俺様御曹司の悩殺プロポーズ
お偉いさん達の挨拶がやっと終わった。
各テーブルに刺身の舟盛りが運ばれてきて、乾杯の準備に皆が動いていた。
私はまだぼんやりと風原さんを見つめたまま。
私服も素敵だと思って、口を半開きにして見ていた。
すると、遠くの彼と目が合った。
それを喜んだ私だけど、喜びは一瞬だけで終わってしまう。
風原さんは私からすぐに目を逸らし、隣の佐川さんに何かを話しかけて、グラスにシャンパンを注いであげていた。
胸にチクリと痛みが走る。
距離を置く必要があるのはわかっていても、そんな態度を取られると泣きたくなってしまう……。

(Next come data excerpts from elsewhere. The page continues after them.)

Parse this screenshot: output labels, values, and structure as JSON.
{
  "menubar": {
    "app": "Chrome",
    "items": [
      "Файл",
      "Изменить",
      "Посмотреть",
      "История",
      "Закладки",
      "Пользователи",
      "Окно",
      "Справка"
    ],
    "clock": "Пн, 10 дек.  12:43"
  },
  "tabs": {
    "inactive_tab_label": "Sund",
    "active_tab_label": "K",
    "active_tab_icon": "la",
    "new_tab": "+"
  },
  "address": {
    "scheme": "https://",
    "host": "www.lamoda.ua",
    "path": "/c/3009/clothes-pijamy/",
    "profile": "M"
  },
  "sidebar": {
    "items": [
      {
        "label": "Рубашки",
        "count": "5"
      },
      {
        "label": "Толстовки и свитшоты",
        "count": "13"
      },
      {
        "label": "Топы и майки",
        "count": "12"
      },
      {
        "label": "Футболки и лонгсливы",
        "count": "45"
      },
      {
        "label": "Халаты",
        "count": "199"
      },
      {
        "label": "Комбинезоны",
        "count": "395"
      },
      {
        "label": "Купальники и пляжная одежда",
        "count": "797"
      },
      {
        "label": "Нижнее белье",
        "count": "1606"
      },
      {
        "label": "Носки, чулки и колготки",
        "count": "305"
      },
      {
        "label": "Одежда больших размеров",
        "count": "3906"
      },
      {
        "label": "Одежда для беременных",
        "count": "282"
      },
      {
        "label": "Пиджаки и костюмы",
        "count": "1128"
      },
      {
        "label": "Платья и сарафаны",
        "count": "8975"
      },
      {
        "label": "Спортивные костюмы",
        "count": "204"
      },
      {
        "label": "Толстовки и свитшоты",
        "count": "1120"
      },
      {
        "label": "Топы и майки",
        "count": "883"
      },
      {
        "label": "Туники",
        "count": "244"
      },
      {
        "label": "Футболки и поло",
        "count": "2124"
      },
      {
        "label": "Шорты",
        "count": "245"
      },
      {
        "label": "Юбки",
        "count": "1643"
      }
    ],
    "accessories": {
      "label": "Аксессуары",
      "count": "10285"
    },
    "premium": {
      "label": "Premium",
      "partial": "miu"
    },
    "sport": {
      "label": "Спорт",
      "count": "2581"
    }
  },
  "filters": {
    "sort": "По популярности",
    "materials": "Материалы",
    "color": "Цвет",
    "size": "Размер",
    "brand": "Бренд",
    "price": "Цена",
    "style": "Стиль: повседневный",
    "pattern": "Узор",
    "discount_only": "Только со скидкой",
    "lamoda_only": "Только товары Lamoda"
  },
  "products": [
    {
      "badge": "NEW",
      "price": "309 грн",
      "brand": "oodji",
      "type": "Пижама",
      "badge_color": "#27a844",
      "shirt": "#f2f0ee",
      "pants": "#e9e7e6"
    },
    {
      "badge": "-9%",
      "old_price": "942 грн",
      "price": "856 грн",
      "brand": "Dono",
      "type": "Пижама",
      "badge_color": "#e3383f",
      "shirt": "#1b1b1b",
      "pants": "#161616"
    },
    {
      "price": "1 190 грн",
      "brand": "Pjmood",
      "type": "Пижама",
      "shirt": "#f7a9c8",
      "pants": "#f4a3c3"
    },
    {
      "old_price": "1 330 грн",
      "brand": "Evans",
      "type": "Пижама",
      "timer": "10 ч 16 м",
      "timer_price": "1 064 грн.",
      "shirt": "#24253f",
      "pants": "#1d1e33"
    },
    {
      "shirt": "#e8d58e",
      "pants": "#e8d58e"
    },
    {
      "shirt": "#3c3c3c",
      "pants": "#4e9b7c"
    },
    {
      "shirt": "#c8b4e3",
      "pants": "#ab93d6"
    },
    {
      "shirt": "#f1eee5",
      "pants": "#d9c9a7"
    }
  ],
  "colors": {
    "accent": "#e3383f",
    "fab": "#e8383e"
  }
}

勝手に傷つく私に、隣から花ちゃんの呆れている声がした。
「ちょっと、小春ちゃん。乾杯はビールでいいの?って聞いてるでしょ?
ぼけっとマヌケた顔してないで、あんたも他の人にビール注ぎなさいよ。オカマより気の利かない女よね〜」
「あ……ごめんなさい」
花ちゃんに叱られて、やっと風原さんを見るのはやめた。
凹んでいてもどうにもならないもの。
忘年会はみんなと交流することに意識を向けないと、ダメ女子アナの上に、感じが悪いと言われてしまう。